Published: 16 November 2020
A river at sunrise with fog over. Photo.

The ’Nordic Centre of Excellence’ BIOWATERis dedicated to the exploration of potential changes in landuse, forestry and agriculture impact on waters and society. Biowater researchers have now published a number of articles in a special issue of the scientific journal AMBIO that focus on the evaluation of these changes.

In a fossil-free society, the demand on land for production of not only food, timber and fibre but also fuel will increase. This will result in increased pressure on the land and thus an increase in the risk for negative environmental impact on land and waters. In addition, climate change effects will likely lead to additional risks on production such as water scarcity and flooding.

Increasing our understanding of how landuse affects the turnover of nutrients and organic substances, will support development and implementation of countermeasures that reduce negative impacts. In addition, we can also learn more about how land can be managed to reduce climate effects and improve production. Below we highlight results from some of the articles that include SLU researchers.

Agricultural background leaching is assessed differently in the Nordic countries

Reference values ​​are used as the basis for determination of the goal of good ecological status in watercourses. For natural waters, the assessment is broadly the same in Denmark, Finland, Norway and Sweden. On the contrary, the assessment differs greatly for the waters in the agricultural landscape. An important explanation is that unaffected reference waters in the agricultural landscape seldom exist, simply because almost all productive land is already used for agriculture.

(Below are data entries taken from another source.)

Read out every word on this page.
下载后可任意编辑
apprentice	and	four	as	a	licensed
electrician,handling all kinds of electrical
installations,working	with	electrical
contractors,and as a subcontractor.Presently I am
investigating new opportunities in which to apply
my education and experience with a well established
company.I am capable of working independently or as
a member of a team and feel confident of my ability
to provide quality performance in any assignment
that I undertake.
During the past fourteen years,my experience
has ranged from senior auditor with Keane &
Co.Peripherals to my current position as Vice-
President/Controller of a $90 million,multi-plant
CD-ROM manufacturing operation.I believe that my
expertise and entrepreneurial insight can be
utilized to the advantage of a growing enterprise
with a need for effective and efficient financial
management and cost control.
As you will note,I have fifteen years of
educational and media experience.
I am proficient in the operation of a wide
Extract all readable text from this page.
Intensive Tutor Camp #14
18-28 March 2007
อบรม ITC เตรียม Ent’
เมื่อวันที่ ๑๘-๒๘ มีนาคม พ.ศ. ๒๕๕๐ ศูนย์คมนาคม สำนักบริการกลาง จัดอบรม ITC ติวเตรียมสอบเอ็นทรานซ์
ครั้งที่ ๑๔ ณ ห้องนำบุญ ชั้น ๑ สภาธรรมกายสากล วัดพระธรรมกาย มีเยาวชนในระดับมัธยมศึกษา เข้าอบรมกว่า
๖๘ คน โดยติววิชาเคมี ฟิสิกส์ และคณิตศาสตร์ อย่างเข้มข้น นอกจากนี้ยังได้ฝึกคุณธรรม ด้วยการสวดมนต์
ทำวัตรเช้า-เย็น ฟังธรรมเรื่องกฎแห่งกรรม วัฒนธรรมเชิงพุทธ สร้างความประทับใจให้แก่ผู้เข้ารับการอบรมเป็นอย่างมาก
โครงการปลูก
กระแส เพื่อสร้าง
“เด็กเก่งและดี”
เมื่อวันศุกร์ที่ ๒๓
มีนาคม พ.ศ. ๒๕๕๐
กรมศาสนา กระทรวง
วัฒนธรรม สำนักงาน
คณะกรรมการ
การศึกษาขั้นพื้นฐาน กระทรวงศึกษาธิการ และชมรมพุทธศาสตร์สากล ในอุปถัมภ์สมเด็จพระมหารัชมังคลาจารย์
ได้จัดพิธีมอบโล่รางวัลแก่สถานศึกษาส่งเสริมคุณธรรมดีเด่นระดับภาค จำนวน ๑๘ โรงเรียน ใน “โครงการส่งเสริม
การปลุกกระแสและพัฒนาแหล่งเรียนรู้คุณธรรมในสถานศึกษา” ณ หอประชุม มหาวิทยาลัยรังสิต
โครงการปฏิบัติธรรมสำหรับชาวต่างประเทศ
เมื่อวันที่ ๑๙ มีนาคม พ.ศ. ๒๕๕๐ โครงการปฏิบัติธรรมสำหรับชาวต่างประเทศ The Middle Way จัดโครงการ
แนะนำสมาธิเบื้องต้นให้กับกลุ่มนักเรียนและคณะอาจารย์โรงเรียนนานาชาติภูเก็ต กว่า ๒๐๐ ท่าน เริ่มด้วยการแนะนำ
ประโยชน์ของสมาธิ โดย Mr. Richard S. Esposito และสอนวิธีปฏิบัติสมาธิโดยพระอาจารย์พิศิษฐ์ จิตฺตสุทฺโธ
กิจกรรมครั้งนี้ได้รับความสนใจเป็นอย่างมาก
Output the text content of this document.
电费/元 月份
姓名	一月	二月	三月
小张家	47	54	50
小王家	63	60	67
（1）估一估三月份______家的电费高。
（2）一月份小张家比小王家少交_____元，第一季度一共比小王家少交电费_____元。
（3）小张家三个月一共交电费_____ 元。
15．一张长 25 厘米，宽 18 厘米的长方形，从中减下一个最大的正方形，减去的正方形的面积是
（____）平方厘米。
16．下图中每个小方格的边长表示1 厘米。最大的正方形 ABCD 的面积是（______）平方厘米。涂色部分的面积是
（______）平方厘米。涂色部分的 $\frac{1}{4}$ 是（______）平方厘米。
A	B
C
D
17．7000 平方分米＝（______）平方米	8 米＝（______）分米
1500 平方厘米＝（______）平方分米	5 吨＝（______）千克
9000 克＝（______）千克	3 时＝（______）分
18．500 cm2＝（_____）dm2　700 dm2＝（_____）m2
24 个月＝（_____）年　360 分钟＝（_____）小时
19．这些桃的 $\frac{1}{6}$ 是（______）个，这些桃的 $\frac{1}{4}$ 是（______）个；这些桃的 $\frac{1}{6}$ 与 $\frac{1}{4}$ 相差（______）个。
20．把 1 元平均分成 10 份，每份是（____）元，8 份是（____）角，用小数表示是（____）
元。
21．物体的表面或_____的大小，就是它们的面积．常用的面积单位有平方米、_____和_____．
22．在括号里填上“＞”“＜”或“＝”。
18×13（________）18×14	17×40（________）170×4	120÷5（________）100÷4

– How the countries assess the target level for waters in the agricultural landscape will determine the need for mitigation measures to improve the waters. Since this work is governed by the EU's water directive, it will thus be mandatory for the countries, says Jens Fölster.

– Here we need harmonisation among the countries, but we may also have to accept that certain waters cannot achieve sufficiently good status. It may be better to focus on waters and catchments where the potential for taking action and achieving improvements is greater, says Katarina Kyllmar.

Few long-term monitoring sites in waters affected by forestry and agriculture

Long-term monitoring in affected catchments provide indication of changes depending not only on landuse and land management strategies, but also on climate change. This type of monitoring is needed both in forests and in agricultural landscapes in order to follow up on whether implemented measures have the expected effect.

– So far, focus in environmental monitoring has been more on unaffected waters, but to ensure that implemented measures have the expected effect, reference waters which represent affected waters are also needed, says Katarina Kyllmar.

Scenarios as a basis for discussion on strategies and planning

As the need for more production in forests and agricultural landscapes increases, we need strategies for how to use the land with as little negative effects as possible. Within Biowater, an important task has been to develop scenarios that describe various possible pathways for a future bioeconomy. These scenarios serve as an aid to discuss alternatives on landuse and land management and what we may need to get there.

– This may mean that fertile land will continue to be used for high production, but with mitigation measures to reduce the impact on the environment. While less productive land may instead be used for perennial production of grass, fibre or fuel, or for wetlands provided that the nutrient inflow is high enough, says Jelena Rakovic.

Targeted localisation of mitigation measures for greater efficiency

Optimised landuse also means that individual measures which, for example reduce nutrient losses, need to be be located where they are most effective. This requires both large-scale tools for identification of regions where an individual measure has the greatest potential, but also tools for the farm or the small catchment localisation.

- Constructed wetlands should be located where the nutrient concentrations in incoming water are sufficiently high, and where the water flow is neither too large nor too small. For that, we have developed a modeling tool that points out where there are suitable locations and indicates the necessary size of efficient constructed wetlands, says Faruk Djodjic.